The wonderful new gospel music documentary "Rejoice and Shout" opens not with an exploration of sound but of faith. Smokey Robinson says he prays to God all day long. Speaking of the people who faint or lose themselves in the religion, he says: "When I was a kid, that was one of the reasons I really didn't go to church with my mom, because, at that age, I didn't understand the impact of the Holy Spirit. That frightened me, until I had grown and the Holy Spirit impacted me."
We hear from Mavis Staples: "I believe if I ask the Lord for something, it is coming. It might not be today; it might be tomorrow. But when it comes, it's gonna be right on time."
And Pastor Andraé Crouch: "If we really heard the voice of God, we'd be reduced to juice. The vibrations of his voice would reduce us to liquid. So He has to use other people to speak his word."
Because I was expecting the usual historical approach to gospel music, these hosannas at first seemed off-putting. But really, they are essential. As the producer Joe Lauro has explained: "The No. 1 thing you need to know before anything else is you really have to see what these people feel about God and how they express it in the music." They don't call it gospel music for nothing.

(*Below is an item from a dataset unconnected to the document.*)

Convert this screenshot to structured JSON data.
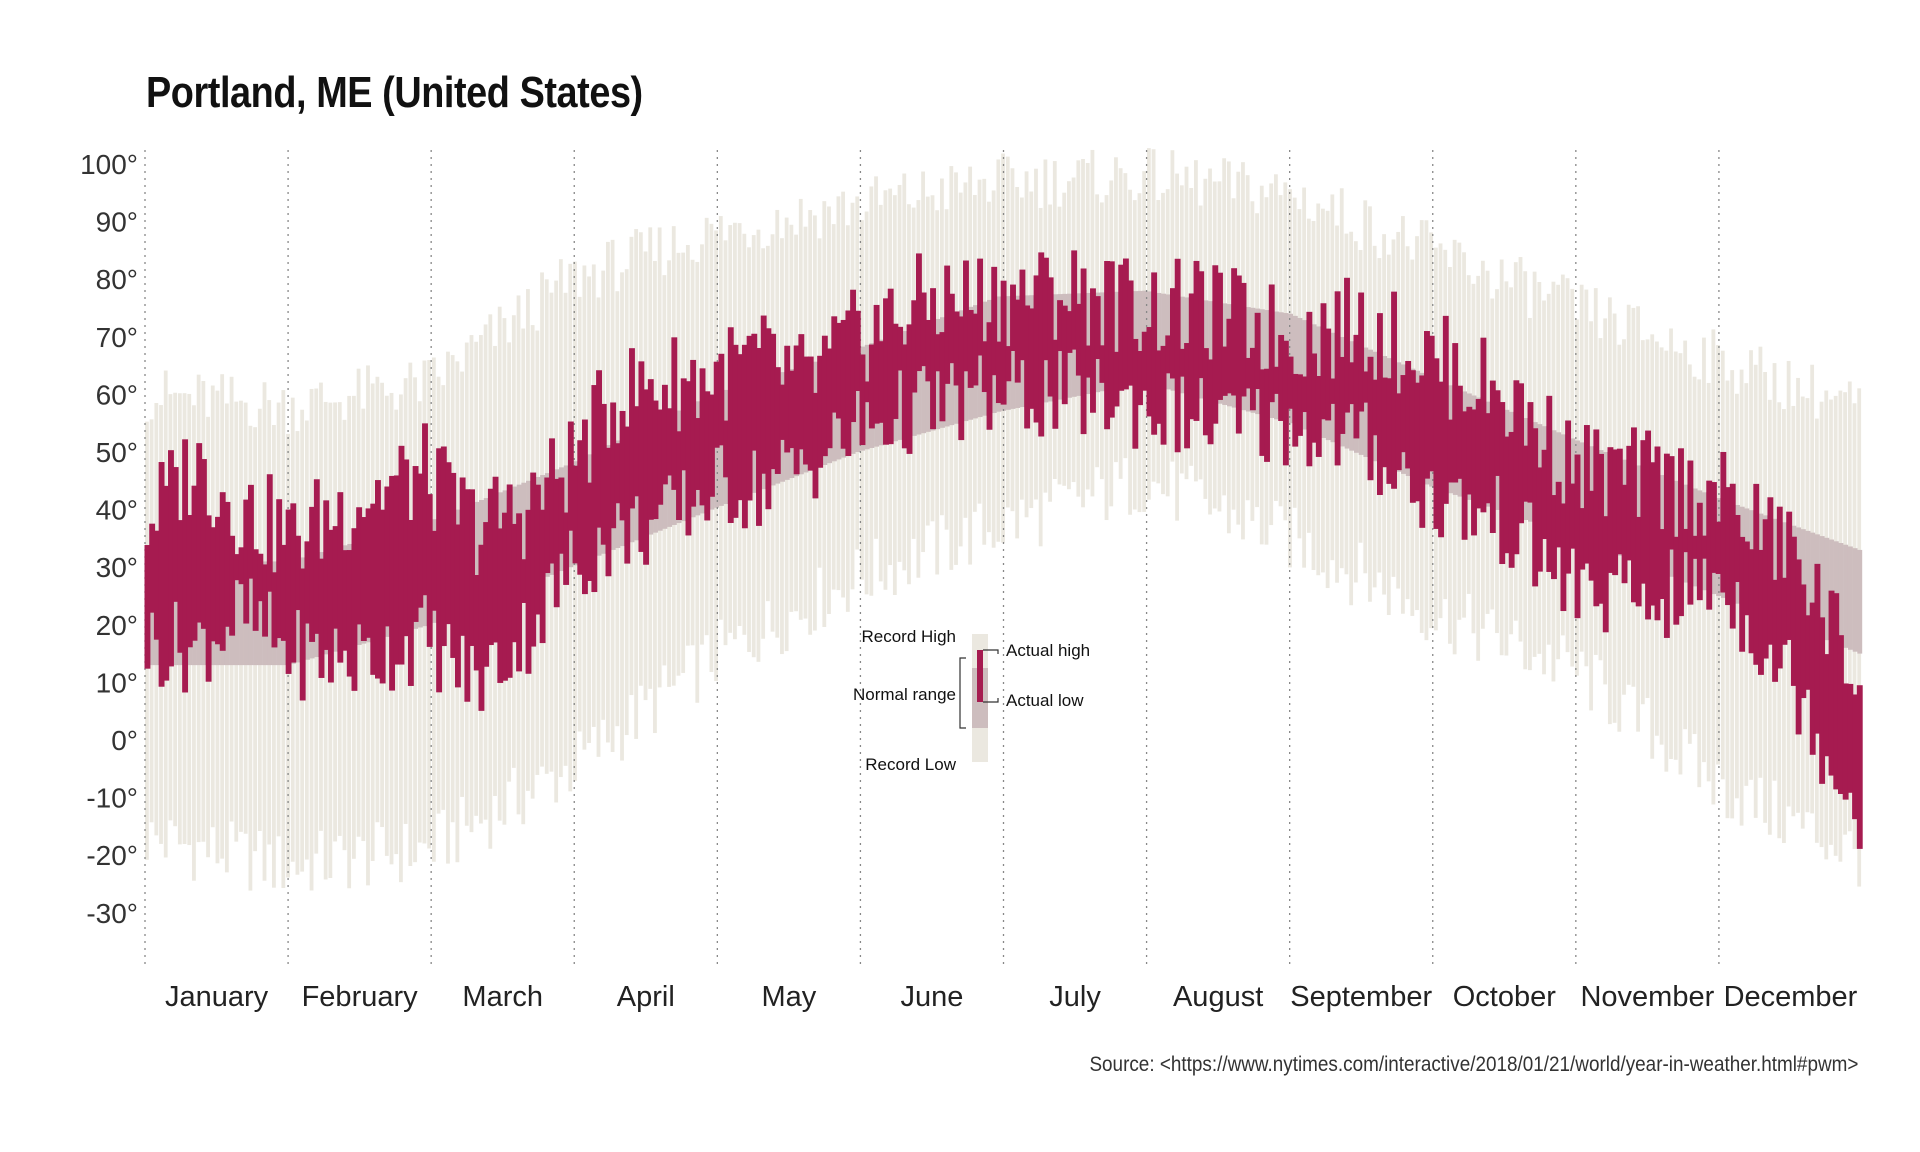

This is not to say that "Rejoice and Shout" skimps on the history – quite the opposite. There have been other terrific documentaries about gospel – like the concert film "Gospel" and George Nierenberg's "Say Amen, Somebody," which focused on "Professor" Thomas A. Dorsey, who wrote the lyrics for "Take My Hand, Precious Lord," and "Mother" Willie Mae Ford Smith – but this is the first gospel film to draw on an incalculably rich archive of material going back more than 100 years.